Se trata de un siniestro culebrón cuyo final lleva años demorándose, y eso, como las decenas de páginas tachadas, sigue generado toda clase de teorías de la conspiración. También empañando reputaciones: salir en los papeles de Epstein, hombre extraordinariamente bien conectado en ámbitos como las finanzas o la política, no significa automáticamente ser culpable de ningún delito. Tampoco equivale a haber tenido conocimiento de los crímenes del financiero.

Que el final a esta truculenta historia tampoco llegase este viernes no pudo ser una sorpresa para nadie. La Administración de Trump pasó meses prometiendo que se haría la luz sobre los papeles del millonario pederasta, para después cambiar de idea en julio pasado. Desde entonces, algunos de sus más destacados miembros, con Bondi a la cabeza, han urdido toda clase de estrategias para no cumplir con sus promesas, y eso le ha provocado a Trump una fenomenal crisis entre su base de fieles del movimiento MAGA (Make America Great Again). Muchos ellos son también aficionados a las conspiranoias, pero tras la última liberación de papeles permanecieron en prudente silencio.

Todos los miembros de ambas cámaras menos uno, un republicano, aprobaron en el Capitolio la Ley de Transparencia con los Archivos de Epstein. Se daba por hecho que el nombre del presidente de Estados Unidos aparecería en los nuevos documentos, aunque no que lo haría tan poco, porque ha sido una presencia constante en las diferentes desclasificaciones que se han ido dando con el tiempo, gracias al empeño de las víctimas o de los miembros del Comité de Supervisión de la Cámara de Representantes. Estos, sobre todo del lado demócrata, han difundido una gran cantidad materiales en los últimos meses. El último lote, con unas 70 fotografías, llegó este jueves, y en él también hay un cruce de mensajes en el que dos personas hablan de “enviar chicas” de 18 años.

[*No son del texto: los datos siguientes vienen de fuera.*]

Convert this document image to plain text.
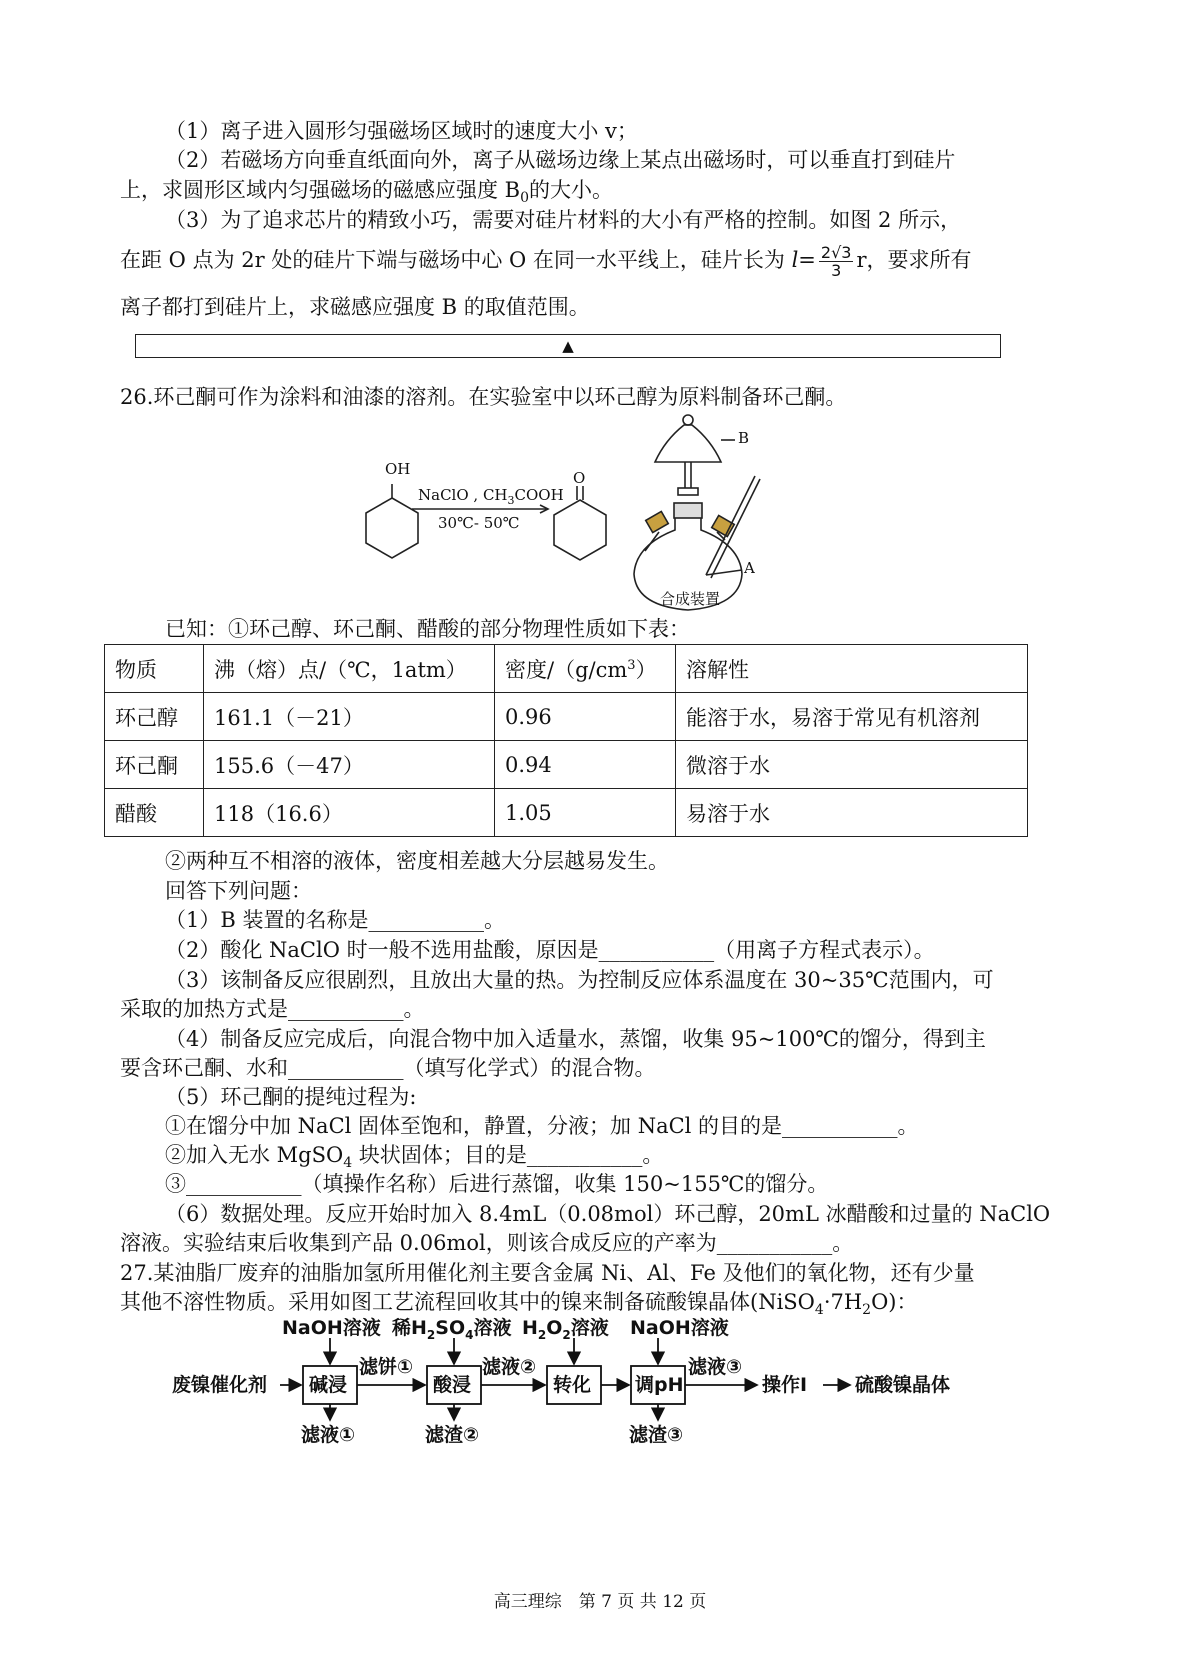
（1）离子进入圆形匀强磁场区域时的速度大小 v；
（2）若磁场方向垂直纸面向外，离子从磁场边缘上某点出磁场时，可以垂直打到硅片
上，求圆形区域内匀强磁场的磁感应强度 $B_0$的大小。
（3）为了追求芯片的精致小巧，需要对硅片材料的大小有严格的控制。如图 2 所示，
在距 O 点为 2r 处的硅片下端与磁场中心 O 在同一水平线上，硅片长为 $l= \frac{2√3}{3}$ r，要求所有
离子都打到硅片上，求磁感应强度 B 的取值范围。
▲
26.环己酮可作为涂料和油漆的溶剂。在实验室中以环己醇为原料制备环己酮。
OH	O
NaClO , $CH_3COOH$
30℃- 50℃
B
A
合成装置
已知：①环己醇、环己酮、醋酸的部分物理性质如下表：
物质	沸（熔）点/（℃，1atm）	密度$/(g/cm^3)$	溶解性
环己醇	161.1（－21）	0.96	能溶于水，易溶于常见有机溶剂
环己酮	155.6（－47）	0.94	微溶于水
醋酸	118（16.6）	1.05	易溶于水
②两种互不相溶的液体，密度相差越大分层越易发生。
回答下列问题：
（1）B 装置的名称是___________。
（2）酸化 NaClO 时一般不选用盐酸，原因是___________（用离子方程式表示）。
（3）该制备反应很剧烈，且放出大量的热。为控制反应体系温度在 30~35℃范围内，可
采取的加热方式是___________。
（4）制备反应完成后，向混合物中加入适量水，蒸馏，收集 95~100℃的馏分，得到主
要含环己酮、水和___________（填写化学式）的混合物。
（5）环己酮的提纯过程为:
①在馏分中加 NaCl 固体至饱和，静置，分液；加 NaCl 的目的是___________。
②加入无水 MgSO$_4$ 块状固体；目的是___________。
③___________（填操作名称）后进行蒸馏，收集 150~155℃的馏分。
（6）数据处理。反应开始时加入 8.4mL（0.08mol）环己醇，20mL 冰醋酸和过量的 NaClO
溶液。实验结束后收集到产品 0.06mol，则该合成反应的产率为___________。
27.某油脂厂废弃的油脂加氢所用催化剂主要含金属 Ni、Al、Fe 及他们的氧化物，还有少量
其他不溶性物质。采用如图工艺流程回收其中的镍来制备硫酸镍晶体$(NiSO_4\cdot 7H_2O)$：
NaOH溶液 稀$H_2SO_4$溶液 $H_2O_2$溶液 NaOH溶液
废镍催化剂 碱浸
滤饼①
酸浸
滤液②
转化 调pH
滤液③
操作Ⅰ	硫酸镍晶体
滤液①	滤渣②	滤渣③
高三理综　第 7 页 共 12 页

El presidente de Estados Unidos fue amigo del financiero pederasta durante unos 15 años. Dejaron de serlo −según Trump, por iniciativa suya− en 2004, antes de que Epstein fuera procesado por primera vez en Florida y saliera prácticamente indemne, pese a las decenas de testimonios de menores a las que este reclutaba con el reclamo de hacer de masajistas a cambio de dinero y que fueron tratadas por la fiscalía como prostitutas. El final de la relación entre ambos amigos llegó mucho antes también de que el magnate inmobiliario y estrella de la telerrealidad decidiera dedicarse a la política y acabase en la Casa Blanca. La sombra de Epstein nunca ha dejado de perseguir a Trump.

Además de dar ese plazo de 30 días, la ley, de tres páginas, obligaba a que el material publicado fuera fácilmente descargable, y que permitiera hacer búsquedas, aunque en la web del Departamento de Justicia publicada este viernes esa opción no funcionó correctamente durante las primeras horas.

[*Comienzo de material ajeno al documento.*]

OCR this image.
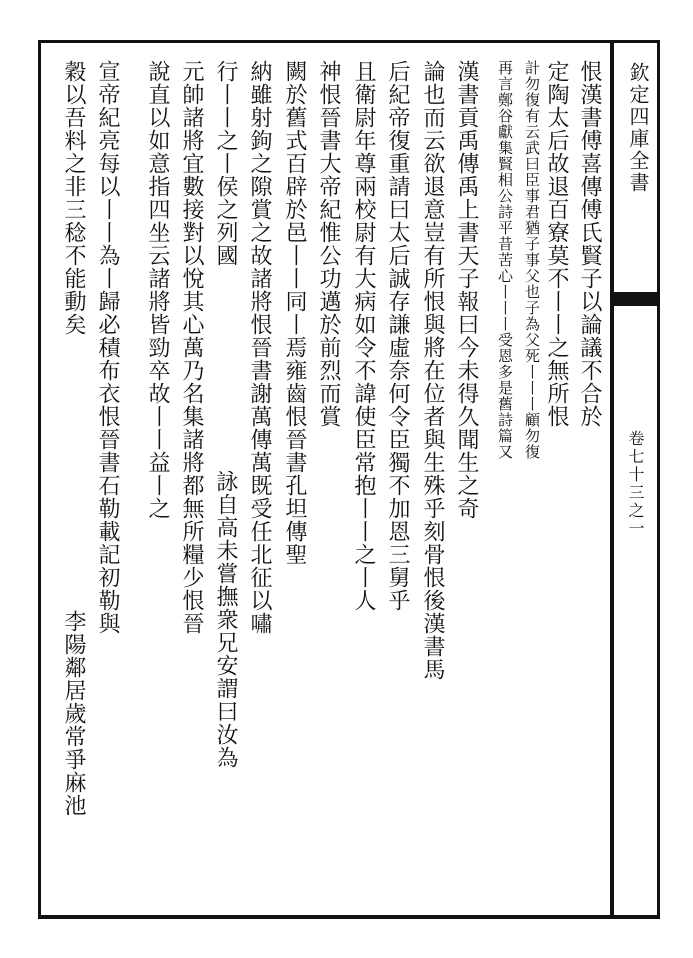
欽定四庫全書
卷七十三之一
恨漢書傅喜傳傅氏賢子以論議不合於
定陶太后故退百寮莫不丨丨之無所恨
計勿復有云武曰臣事君猶子事父也子為父死丨丨丨顧勿復
再言鄭谷獻集賢相公詩平昔苦心丨丨丨受恩多是舊詩篇又
漢書貢禹傳禹上書天子報曰今未得久聞生之奇
論也而云欲退意豈有所恨與將在位者與生殊乎刻骨恨後漢書馬
后紀帝復重請曰太后誠存謙虛奈何令臣獨不加恩三舅乎
且衛尉年尊兩校尉有大病如令不諱使臣常抱丨丨之丨人
神恨晉書大帝紀惟公功邁於前烈而賞
闕於舊式百辟於邑丨丨同丨焉雍齒恨晉書孔坦傳聖
納雖射鉤之隙賞之故諸將恨晉書謝萬傳萬既受任北征以嘯
行丨丨之丨侯之列國
詠自高未嘗撫衆兄安謂曰汝為
元帥諸將宜數接對以悅其心萬乃名集諸將都無所糧少恨晉
說直以如意指四坐云諸將皆勁卒故丨丨益丨之
宣帝紀亮每以丨丨為丨歸必積布衣恨晉書石勒載記初勒與
穀以吾料之非三稔不能動矣
李陽鄰居歲常爭麻池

La norma también autorizaba la censura de cualquier información que pueda ser comprometedora para las víctimas, así como de los materiales con descripciones de abuso sexual de menores, imágenes escabrosas o datos que puedan poner en peligro una investigación en activo o un proceso judicial en marcha. Bondi está también obligada a justificar esas censuras y el Congreso, a redactar un informe adicional que detalle el contenido tachado en un plazo de 15 días a partir de la publicación. Este expirará, por tanto, a principios de enero, en el caso de los documentos recién difundidos.

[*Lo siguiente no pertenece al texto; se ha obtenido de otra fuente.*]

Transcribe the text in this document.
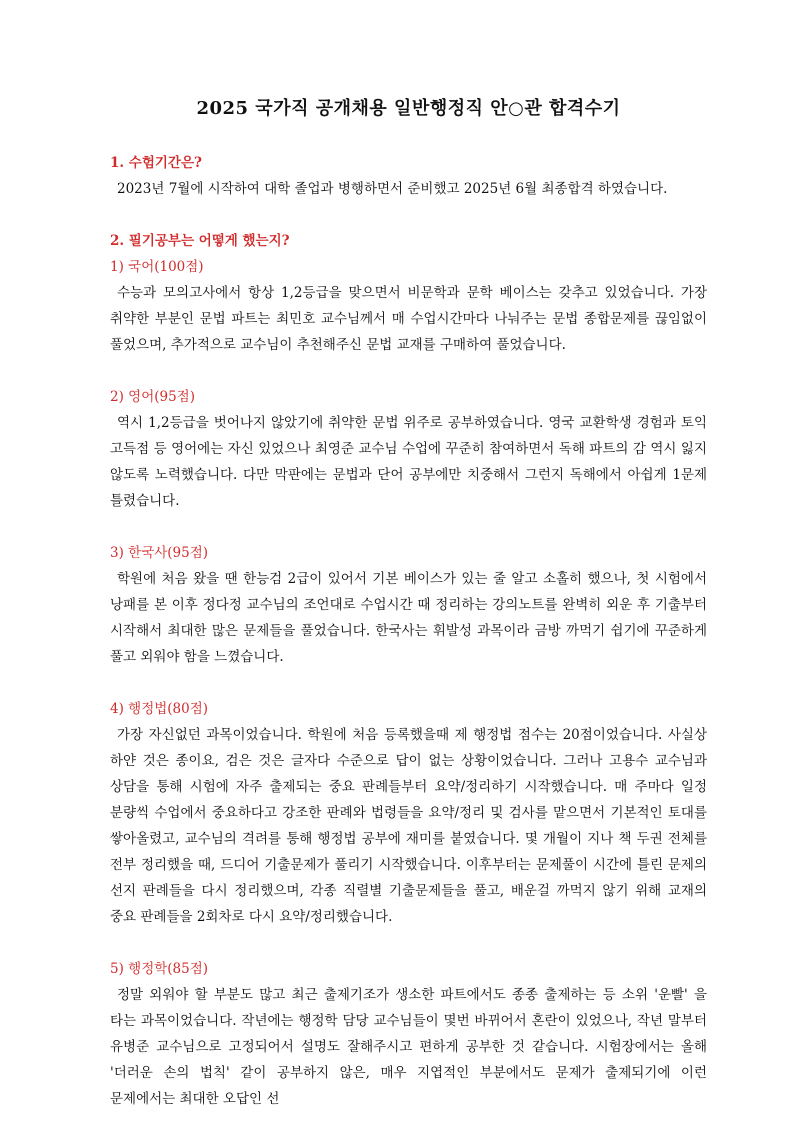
2025 국가직 공개채용 일반행정직 안○관 합격수기

1. 수험기간은?

2023년 7월에 시작하여 대학 졸업과 병행하면서 준비했고 2025년 6월 최종합격 하였습니다.

2. 필기공부는 어떻게 했는지?

1) 국어(100점)

수능과 모의고사에서 항상 1,2등급을 맞으면서 비문학과 문학 베이스는 갖추고 있었습니다. 가장 취약한 부분인 문법 파트는 최민호 교수님께서 매 수업시간마다 나눠주는 문법 종합문제를 끊임없이 풀었으며, 추가적으로 교수님이 추천해주신 문법 교재를 구매하여 풀었습니다.

2) 영어(95점)

역시 1,2등급을 벗어나지 않았기에 취약한 문법 위주로 공부하였습니다. 영국 교환학생 경험과 토익 고득점 등 영어에는 자신 있었으나 최영준 교수님 수업에 꾸준히 참여하면서 독해 파트의 감 역시 잃지 않도록 노력했습니다. 다만 막판에는 문법과 단어 공부에만 치중해서 그런지 독해에서 아쉽게 1문제 틀렸습니다.

3) 한국사(95점)

학원에 처음 왔을 땐 한능검 2급이 있어서 기본 베이스가 있는 줄 알고 소홀히 했으나, 첫 시험에서 낭패를 본 이후 정다정 교수님의 조언대로 수업시간 때 정리하는 강의노트를 완벽히 외운 후 기출부터 시작해서 최대한 많은 문제들을 풀었습니다. 한국사는 휘발성 과목이라 금방 까먹기 쉽기에 꾸준하게 풀고 외워야 함을 느꼈습니다.

4) 행정법(80점)

가장 자신없던 과목이었습니다. 학원에 처음 등록했을때 제 행정법 점수는 20점이었습니다. 사실상 하얀 것은 종이요, 검은 것은 글자다 수준으로 답이 없는 상황이었습니다. 그러나 고용수 교수님과 상담을 통해 시험에 자주 출제되는 중요 판례들부터 요약/정리하기 시작했습니다. 매 주마다 일정 분량씩 수업에서 중요하다고 강조한 판례와 법령들을 요약/정리 및 검사를 맡으면서 기본적인 토대를 쌓아올렸고, 교수님의 격려를 통해 행정법 공부에 재미를 붙였습니다. 몇 개월이 지나 책 두권 전체를 전부 정리했을 때, 드디어 기출문제가 풀리기 시작했습니다. 이후부터는 문제풀이 시간에 틀린 문제의 선지 판례들을 다시 정리했으며, 각종 직렬별 기출문제들을 풀고, 배운걸 까먹지 않기 위해 교재의 중요 판례들을 2회차로 다시 요약/정리했습니다.

5) 행정학(85점)

정말 외워야 할 부분도 많고 최근 출제기조가 생소한 파트에서도 종종 출제하는 등 소위 '운빨' 을 타는 과목이었습니다. 작년에는 행정학 담당 교수님들이 몇번 바뀌어서 혼란이 있었으나, 작년 말부터 유병준 교수님으로 고정되어서 설명도 잘해주시고 편하게 공부한 것 같습니다. 시험장에서는 올해 '더러운 손의 법칙' 같이 공부하지 않은, 매우 지엽적인 부분에서도 문제가 출제되기에 이런 문제에서는 최대한 오답인 선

“Publicar una montaña de páginas censuradas viola el espíritu de la transparencia y la letra de la ley”, declaró en un comunicado Chuck Schumer, líder de la minoría demócrata en el Senado. “Por ejemplo, las 119 páginas de un documento estaban completamente tachadas. Necesitamos explicaciones sobre el motivo”.

Esas explicaciones, como muchos de los secretos que aún pesan sobre la telaraña de abusos y poder de Epstein, se están haciendo, una vez más, de rogar.